I am also looking for a solution that would not involve loading any extra module, so if possible it should be done with builtins only. And if possible, it should be as concise as this for example:
my #result = map function #array;
You say you don't want a module, but this is exactly what the first function in List::Util does. That's a core module, so it should be available everywhere.
use List::Util qw(first);
my $first = first { some condition } #array;
If you insist on not using a module, you could copy the implementation out of List::Util. If somebody knew a faster way to do it, it would be in there. (Note that List::Util includes an XS implementation, so that's probably faster than any pure-Perl approach. It also has a pure-Perl version of first, in List::Util::PP.)
Note that the value being tested is passed to the subroutine in $_ and not as a parameter. This is a convenience when you're using the first { some condition} #values form, but is something you have to remember if you're using a regular subroutine. Some more examples:
use 5.010; # I want to use 'say'; nothing else here is 5.10 specific
use List::Util qw(first);
say first { $_ > 3 } 1 .. 10; # prints 4
sub wanted { $_ > 4 }; # note we're using $_ not $_[0]
say first \&wanted, 1 .. 10; # prints 5
my $want = \&wanted; # Get a subroutine reference
say first \&$want, 1 .. 10; # This is how you pass a reference in a scalar
# someFunc expects a parameter instead of looking at $_
say first { someFunc($_) } 1 .. 10;
Untested since I don't have Perl on this machine, but:
sub first(\&#) {
my $pred = shift;
die "First argument to "first" must be a sub" unless ref $pred eq 'CODE';
for my $val (#_) {
return $val if $pred->($val);
}
return undef;
}
Then use it as:
my $first = first { sub performing test } #list;
Note that this doesn't distinguish between no matches in the list and one of the elements in the list being an undefined value and having that match.
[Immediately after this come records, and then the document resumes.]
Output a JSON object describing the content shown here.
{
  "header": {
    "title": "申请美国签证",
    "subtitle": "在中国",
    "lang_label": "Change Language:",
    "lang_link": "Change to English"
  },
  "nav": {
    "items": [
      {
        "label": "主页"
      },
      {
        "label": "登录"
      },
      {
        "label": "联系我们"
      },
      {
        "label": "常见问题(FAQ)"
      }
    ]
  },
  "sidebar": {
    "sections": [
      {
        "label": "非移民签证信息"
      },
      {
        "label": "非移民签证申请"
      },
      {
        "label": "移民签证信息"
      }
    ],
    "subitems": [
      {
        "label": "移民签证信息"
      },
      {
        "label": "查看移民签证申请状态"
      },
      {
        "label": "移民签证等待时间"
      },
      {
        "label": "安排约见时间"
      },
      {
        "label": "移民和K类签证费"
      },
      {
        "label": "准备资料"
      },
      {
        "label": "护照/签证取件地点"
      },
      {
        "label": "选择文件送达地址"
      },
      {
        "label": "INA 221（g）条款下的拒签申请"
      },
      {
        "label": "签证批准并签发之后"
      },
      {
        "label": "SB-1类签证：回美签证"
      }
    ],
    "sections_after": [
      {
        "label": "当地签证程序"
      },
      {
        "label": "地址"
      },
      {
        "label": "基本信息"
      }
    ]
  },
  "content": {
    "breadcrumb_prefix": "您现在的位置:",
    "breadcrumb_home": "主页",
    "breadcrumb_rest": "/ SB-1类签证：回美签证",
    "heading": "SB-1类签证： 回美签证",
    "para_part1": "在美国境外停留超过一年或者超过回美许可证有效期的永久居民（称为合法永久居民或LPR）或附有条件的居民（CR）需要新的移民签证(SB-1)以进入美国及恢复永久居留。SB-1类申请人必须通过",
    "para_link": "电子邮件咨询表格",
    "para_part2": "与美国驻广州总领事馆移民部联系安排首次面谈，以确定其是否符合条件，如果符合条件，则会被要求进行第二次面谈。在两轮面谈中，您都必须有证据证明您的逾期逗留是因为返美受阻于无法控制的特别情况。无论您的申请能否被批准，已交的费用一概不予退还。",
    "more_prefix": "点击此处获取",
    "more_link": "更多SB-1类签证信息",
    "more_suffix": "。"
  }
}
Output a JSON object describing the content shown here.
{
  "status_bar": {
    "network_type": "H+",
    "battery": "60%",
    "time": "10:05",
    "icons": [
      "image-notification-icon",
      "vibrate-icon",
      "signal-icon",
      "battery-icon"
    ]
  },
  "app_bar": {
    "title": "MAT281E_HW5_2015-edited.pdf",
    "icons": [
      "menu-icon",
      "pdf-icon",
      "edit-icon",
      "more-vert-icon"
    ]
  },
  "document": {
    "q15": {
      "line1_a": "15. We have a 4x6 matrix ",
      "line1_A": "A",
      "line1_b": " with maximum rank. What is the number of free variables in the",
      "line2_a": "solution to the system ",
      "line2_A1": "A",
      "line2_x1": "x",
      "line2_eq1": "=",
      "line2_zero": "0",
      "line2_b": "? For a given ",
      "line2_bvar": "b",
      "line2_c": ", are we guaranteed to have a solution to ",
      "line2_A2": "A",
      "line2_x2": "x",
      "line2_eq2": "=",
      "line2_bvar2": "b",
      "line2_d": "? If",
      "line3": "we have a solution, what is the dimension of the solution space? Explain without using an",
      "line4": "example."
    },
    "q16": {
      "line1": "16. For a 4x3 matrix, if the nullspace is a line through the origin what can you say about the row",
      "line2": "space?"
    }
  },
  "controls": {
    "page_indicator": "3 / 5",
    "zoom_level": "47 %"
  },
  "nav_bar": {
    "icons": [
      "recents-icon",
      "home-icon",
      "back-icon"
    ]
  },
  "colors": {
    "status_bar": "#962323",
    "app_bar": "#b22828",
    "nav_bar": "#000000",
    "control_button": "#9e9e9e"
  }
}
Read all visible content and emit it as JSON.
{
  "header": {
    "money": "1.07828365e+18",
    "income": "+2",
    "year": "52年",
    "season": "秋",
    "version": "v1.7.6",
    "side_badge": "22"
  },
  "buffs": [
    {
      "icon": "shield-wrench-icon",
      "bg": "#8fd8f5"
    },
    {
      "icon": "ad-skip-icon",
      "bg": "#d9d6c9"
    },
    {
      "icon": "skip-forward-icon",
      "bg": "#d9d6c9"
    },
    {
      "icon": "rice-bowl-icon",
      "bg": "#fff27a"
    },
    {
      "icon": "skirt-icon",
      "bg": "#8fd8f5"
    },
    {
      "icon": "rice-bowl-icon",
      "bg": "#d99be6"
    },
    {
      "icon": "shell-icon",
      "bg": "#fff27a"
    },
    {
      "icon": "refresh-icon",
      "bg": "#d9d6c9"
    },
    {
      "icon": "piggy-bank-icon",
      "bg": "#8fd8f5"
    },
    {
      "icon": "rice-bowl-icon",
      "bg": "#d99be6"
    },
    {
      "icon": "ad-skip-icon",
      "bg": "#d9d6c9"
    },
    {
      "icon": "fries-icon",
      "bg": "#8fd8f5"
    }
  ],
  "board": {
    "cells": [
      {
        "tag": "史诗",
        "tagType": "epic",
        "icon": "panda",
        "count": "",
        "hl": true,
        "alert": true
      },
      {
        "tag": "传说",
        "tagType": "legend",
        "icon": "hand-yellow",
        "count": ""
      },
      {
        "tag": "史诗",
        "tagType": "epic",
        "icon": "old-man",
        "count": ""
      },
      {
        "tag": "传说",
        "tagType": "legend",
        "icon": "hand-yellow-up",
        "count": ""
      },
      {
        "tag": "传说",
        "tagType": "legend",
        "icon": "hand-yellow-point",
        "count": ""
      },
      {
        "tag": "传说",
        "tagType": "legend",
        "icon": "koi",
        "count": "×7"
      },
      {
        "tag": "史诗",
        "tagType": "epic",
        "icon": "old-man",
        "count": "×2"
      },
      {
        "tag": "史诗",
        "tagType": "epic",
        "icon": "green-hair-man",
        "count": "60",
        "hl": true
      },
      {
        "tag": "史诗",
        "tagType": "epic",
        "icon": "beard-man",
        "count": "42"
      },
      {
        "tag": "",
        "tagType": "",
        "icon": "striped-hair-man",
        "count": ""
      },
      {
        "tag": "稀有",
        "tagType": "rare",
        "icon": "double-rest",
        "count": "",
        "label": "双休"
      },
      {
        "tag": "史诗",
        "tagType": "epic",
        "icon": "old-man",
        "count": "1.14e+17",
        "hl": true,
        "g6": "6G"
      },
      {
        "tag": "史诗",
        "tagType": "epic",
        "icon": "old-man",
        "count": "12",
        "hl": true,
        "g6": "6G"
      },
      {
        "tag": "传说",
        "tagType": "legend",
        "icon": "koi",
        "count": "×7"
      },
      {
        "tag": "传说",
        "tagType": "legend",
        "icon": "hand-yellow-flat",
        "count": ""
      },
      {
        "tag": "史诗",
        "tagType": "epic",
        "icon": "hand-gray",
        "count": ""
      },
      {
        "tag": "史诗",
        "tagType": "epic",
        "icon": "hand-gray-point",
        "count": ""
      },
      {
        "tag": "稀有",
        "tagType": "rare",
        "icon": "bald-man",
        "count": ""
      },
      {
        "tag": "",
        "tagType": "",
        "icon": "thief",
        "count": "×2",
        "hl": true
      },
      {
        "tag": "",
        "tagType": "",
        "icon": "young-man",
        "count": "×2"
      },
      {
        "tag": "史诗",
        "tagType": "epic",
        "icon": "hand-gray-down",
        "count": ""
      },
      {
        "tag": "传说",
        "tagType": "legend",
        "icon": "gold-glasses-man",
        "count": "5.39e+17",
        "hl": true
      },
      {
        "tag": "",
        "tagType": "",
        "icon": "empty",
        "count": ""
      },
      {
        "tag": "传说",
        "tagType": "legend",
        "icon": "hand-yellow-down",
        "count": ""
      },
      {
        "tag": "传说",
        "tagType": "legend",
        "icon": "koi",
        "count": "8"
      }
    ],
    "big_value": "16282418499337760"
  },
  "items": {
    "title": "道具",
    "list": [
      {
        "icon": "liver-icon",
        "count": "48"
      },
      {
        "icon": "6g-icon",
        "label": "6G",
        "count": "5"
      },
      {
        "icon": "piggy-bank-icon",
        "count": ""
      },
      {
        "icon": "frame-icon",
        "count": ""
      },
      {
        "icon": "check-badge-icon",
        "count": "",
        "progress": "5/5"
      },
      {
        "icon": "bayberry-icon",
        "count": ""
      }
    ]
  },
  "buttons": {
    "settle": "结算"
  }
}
Just since its not here, a Perl function definition of first that localizes $_ for its block:
sub first (&#) {
my $code = shift;
for (#_) {return $_ if $code->()}
undef
}
my #array = 1 .. 10;
say first {$_ > 5} #array; # prints 6
While it will work fine, I don't advocate using this version, since List::Util is a core module (installed by default), and its implementation of first will usually use the XS version (written in C) which is much faster.